Usage des moyens de l’État pendant la campagne
Des journalistes et observateurs indépendants ont rapporté l’usage répété de véhicules administratifs, d’hélicoptères et de ressources publiques dans la campagne du parti au pouvoir. Des vidéos diffusées sur les réseaux sociaux montrent des véhicules immatriculés au nom d’institutions étatiques participant à des convois politiques. La CEI avait pourtant rappelé, dans une note officielle, l’interdiction stricte d’utiliser les moyens de l’État à des fins partisanes. L’absence de sanction a nourri un sentiment d’impunité et renforcé la perception d’un déséquilibre flagrant entre les candidats.

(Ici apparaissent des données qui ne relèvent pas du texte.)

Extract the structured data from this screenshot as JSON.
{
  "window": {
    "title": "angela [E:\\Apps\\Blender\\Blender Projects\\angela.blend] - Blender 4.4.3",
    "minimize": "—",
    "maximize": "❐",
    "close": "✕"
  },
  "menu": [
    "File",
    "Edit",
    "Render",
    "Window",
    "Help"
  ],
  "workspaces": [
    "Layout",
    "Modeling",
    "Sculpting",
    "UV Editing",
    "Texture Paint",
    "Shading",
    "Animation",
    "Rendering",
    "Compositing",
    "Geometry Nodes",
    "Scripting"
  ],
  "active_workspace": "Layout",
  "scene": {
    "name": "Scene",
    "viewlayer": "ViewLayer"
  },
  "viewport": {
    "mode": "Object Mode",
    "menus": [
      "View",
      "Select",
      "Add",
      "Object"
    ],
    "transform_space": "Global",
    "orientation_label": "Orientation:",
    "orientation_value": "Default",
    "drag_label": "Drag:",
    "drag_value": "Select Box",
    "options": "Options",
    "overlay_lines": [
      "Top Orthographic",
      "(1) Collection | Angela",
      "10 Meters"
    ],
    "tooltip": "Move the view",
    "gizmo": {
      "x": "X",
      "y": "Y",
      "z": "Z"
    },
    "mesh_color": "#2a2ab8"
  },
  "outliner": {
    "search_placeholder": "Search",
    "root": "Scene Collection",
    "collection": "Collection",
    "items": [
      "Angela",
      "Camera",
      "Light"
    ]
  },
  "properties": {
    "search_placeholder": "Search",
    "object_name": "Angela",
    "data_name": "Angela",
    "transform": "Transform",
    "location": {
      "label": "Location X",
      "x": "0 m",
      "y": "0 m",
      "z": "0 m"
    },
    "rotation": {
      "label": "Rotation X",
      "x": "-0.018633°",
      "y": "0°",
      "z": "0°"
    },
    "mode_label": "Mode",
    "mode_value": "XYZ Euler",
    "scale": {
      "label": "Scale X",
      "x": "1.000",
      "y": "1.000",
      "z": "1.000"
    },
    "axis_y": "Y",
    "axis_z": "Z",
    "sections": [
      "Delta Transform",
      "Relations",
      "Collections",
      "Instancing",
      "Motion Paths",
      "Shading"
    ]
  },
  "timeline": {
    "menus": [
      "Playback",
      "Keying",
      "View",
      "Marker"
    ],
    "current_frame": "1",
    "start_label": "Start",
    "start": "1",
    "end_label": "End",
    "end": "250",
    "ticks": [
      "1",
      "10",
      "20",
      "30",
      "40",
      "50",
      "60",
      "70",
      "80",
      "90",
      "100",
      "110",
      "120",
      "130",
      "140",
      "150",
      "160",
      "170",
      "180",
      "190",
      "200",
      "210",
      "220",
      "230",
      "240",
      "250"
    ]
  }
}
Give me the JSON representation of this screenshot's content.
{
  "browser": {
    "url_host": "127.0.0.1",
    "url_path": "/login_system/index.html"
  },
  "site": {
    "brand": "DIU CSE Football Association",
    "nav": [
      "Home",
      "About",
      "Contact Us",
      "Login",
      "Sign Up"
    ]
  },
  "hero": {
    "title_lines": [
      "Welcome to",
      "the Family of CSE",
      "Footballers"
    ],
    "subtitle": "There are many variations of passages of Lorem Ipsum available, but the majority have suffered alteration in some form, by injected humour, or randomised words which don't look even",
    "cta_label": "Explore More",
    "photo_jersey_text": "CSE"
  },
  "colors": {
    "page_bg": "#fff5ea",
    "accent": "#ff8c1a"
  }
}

Des convocations judiciaires visant l’opposition
Au lendemain du vote, plusieurs cadres de l’opposition, notamment du PDCI et du PPA-CI, ont été convoqués par la police. Accusés de détenir des armes de guerre, ces responsables politiques dénoncent des intimidations et une instrumentalisation du pouvoir judiciaire. Depuis plusieurs mois, des ONG et juristes ivoiriens soulignent la partialité croissante de la justice, dont les actions visent quasi exclusivement des opposants. Cette dynamique contribue à décrédibiliser davantage les institutions régaliennes, censées garantir l’équité et la neutralité du processus.
Des institutions en perte de crédibilité
Les faits désormais établis — destructions de matériel électoral, erreurs reconnues par la CEI, usage de ressources publiques, violences communautaires et répression ciblée de l’opposition — constituent un faisceau d’irrégularités majeures. Ils traduisent une crise de confiance structurelle entre les citoyens et les institutions, et posent la question de la validité juridique et politique du scrutin.
Des acteurs de la société civile et des observateurs internationaux ont appelé à un audit indépendant du processus électoral, estimant que les conditions minimales d’un scrutin libre et transparent n’ont pas été réunies. Dans ce contexte, l’annulation partielle ou totale des élections est désormais évoquée comme option légitime, afin d’éviter un cycle de contestations et de violences post-électorales.
Conclusion : une élection contestée, un pays à la croisée des chemins
Les faits avérés parlent d’eux-mêmes. Les élections de 2025 en Côte d’Ivoire ont été entachées d’irrégularités graves et documentées : erreurs officielles, violences, usage de biens publics, intimidation de l’opposition. Ces événements, loin d’être anecdotiques, touchent au cœur même de la démocratie.
Tant que les institutions resteront perçues comme partisanes et que le processus électoral ne garantira pas égalité, transparence et sécurité, la Côte d’Ivoire demeurera dans un cycle de méfiance et d’instabilité politique. Le moment est venu pour les autorités, la CEI et les acteurs politiques de tirer les leçons de ce scrutin — et, peut-être, d’envisager son annulation au nom de la crédibilité démocratique du pays.